Em um momento posterior, incluo às colagens, pequenos objetos como parafusos, pregos e lascas de madeira. Para dar sustentação a estes, é necessária uma base mais rígida. Assim, o suporte que já carrega elementos, como cor, forma, materialidade, começou a ganhar importância dentro da minha pesquisa. Passo a me apropriar das informações que ele já traz para compor os trabalhos. Surge também à possibilidade de interferir diretamente sobre o suporte provocando mudanças físicas alternando seu formato e superfície através de incisões, com cortes e produtos químicos que reagem em contato com o suporte.
Surgiram alguns trabalhos nos quais uso algumas chapas de ferro, encontradas no lixo. Para serem usadas como base de minhas colagens e serigrafias. Estas chapas, em geral, estão em estado de decomposição e são usadas da maneira em que são encontradas. Chama-me a atenção como o suporte integra, compõem e reage aos elementos que são agregados a ele.
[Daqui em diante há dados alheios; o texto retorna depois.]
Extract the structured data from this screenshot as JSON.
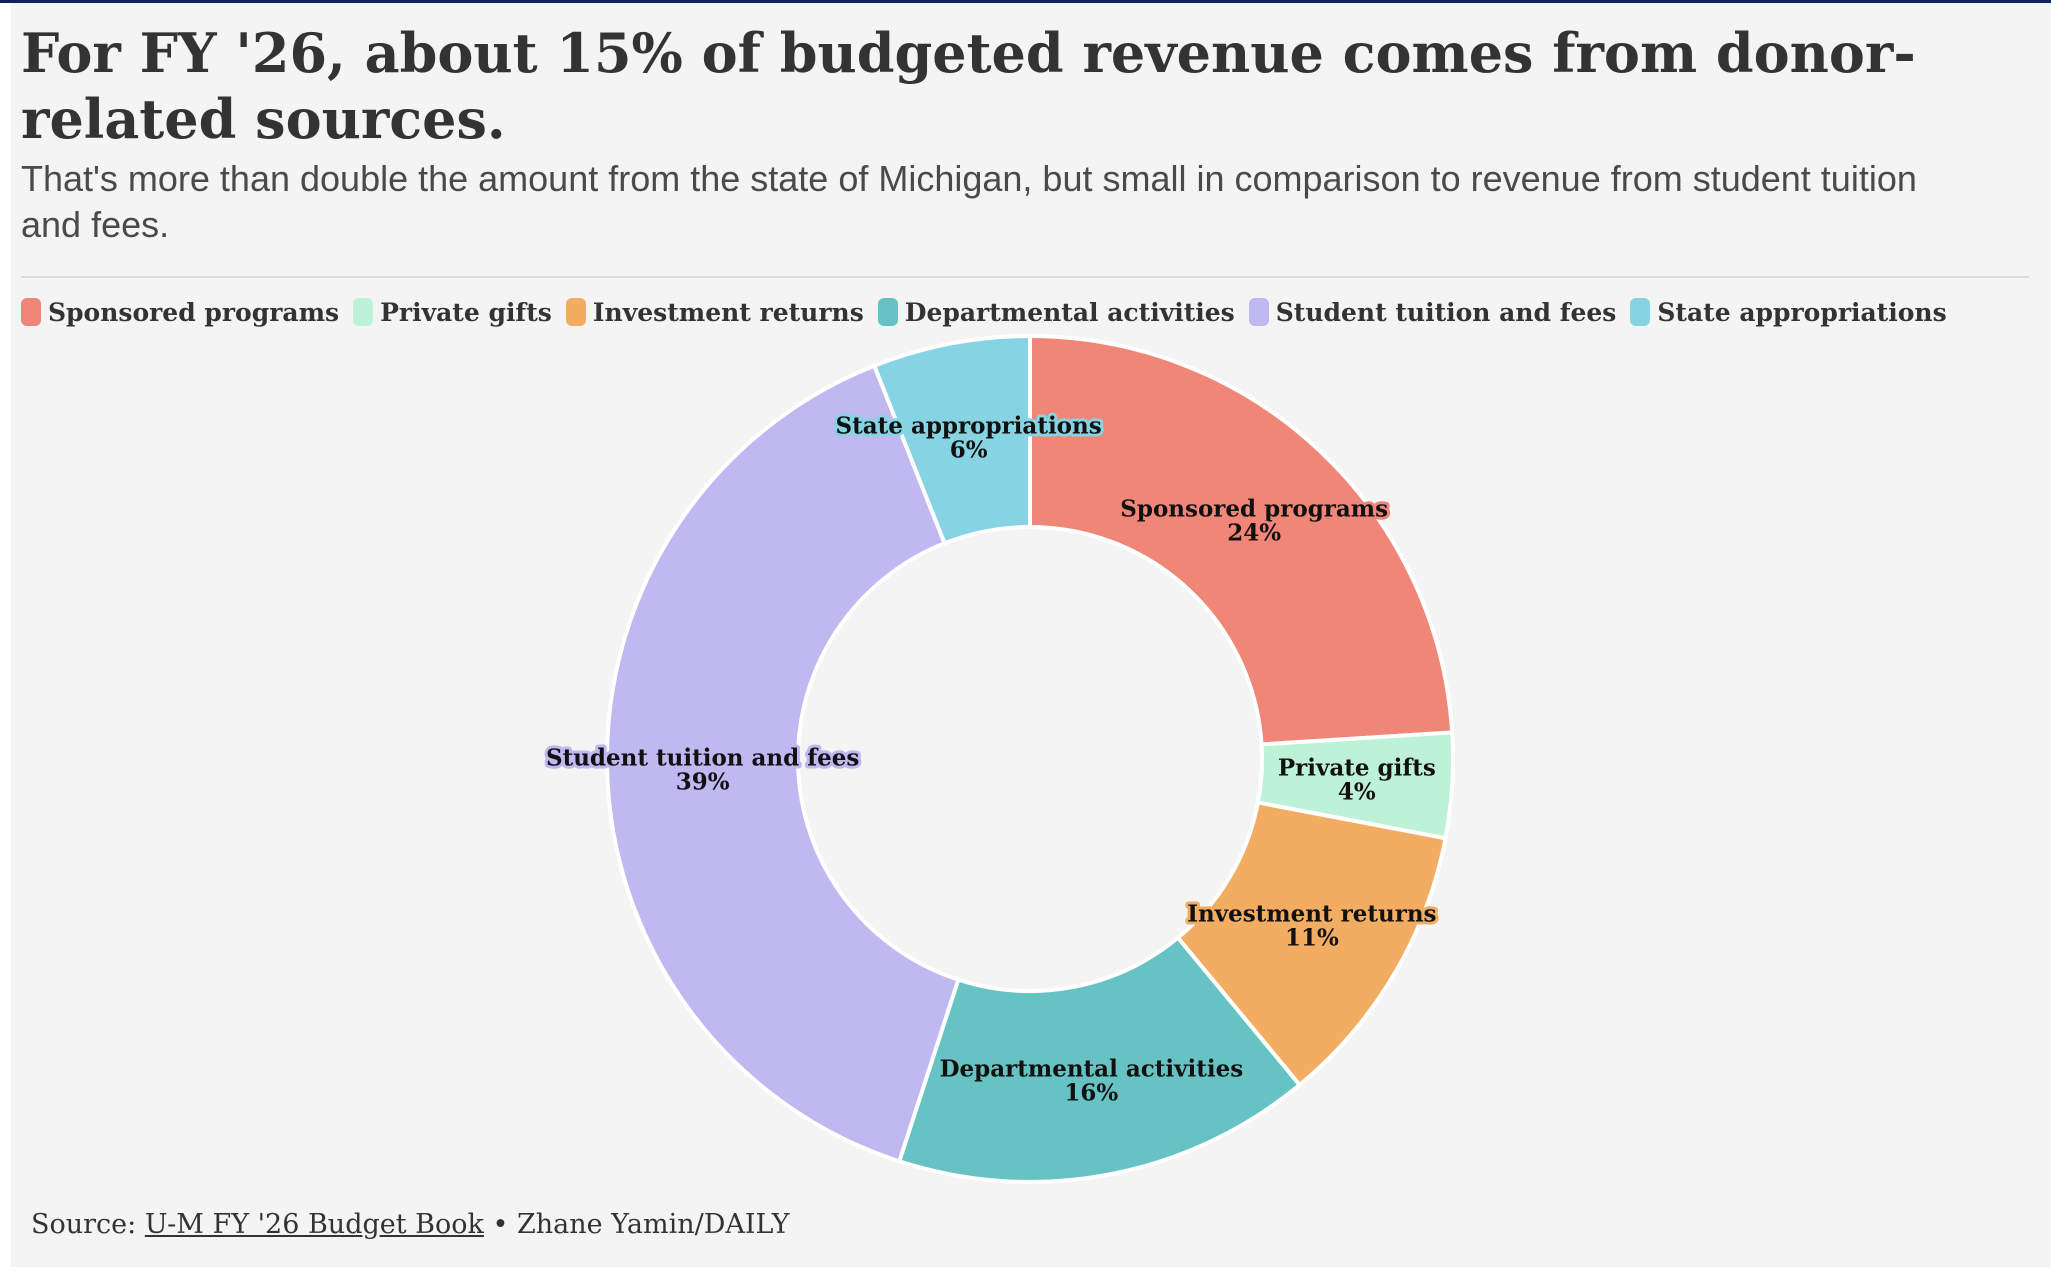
{
  "header": {
    "title": "For FY '26, about 15% of budgeted revenue comes from donor-related sources.",
    "subtitle": "That's more than double the amount from the state of Michigan, but small in comparison to revenue from student tuition and fees."
  },
  "footer": {
    "source_prefix": "Source: ",
    "source_link": "U-M FY '26 Budget Book",
    "source_suffix": " • Zhane Yamin/DAILY"
  },
  "chart_data": {
    "type": "pie",
    "donut": true,
    "title": "For FY '26, about 15% of budgeted revenue comes from donor-related sources.",
    "legend_position": "top-left",
    "series": [
      {
        "name": "Sponsored programs",
        "value": 24,
        "label": "24%",
        "color": "#ef8677"
      },
      {
        "name": "Private gifts",
        "value": 4,
        "label": "4%",
        "color": "#bdf2d6"
      },
      {
        "name": "Investment returns",
        "value": 11,
        "label": "11%",
        "color": "#f2ad62"
      },
      {
        "name": "Departmental activities",
        "value": 16,
        "label": "16%",
        "color": "#67c3c3"
      },
      {
        "name": "Student tuition and fees",
        "value": 39,
        "label": "39%",
        "color": "#c0b8f0"
      },
      {
        "name": "State appropriations",
        "value": 6,
        "label": "6%",
        "color": "#86d3e3"
      }
    ]
  }
}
Durante o tempo que o suporte se desfaz se vê uma constante mudança do trabalho. Os últimos trabalhos que realizei foram utilizando madeira. Fiz algumas composições levando em consideração as características que o suporte já me trazia como cor, tamanho e vestígios de suas antigas funções. Sobre a madeira realizei sobre a madeira interferências diretas sobre o material utilizando diversos tipos de ferramentas. Faço incisões, que remetem ao gesto e deixam o rastro dos objetos que foram utilizados para faze-los. Este interesse reforça um interesse cada vez maior em registrar as ações feitas. Algo em que ainda tenho que pensar.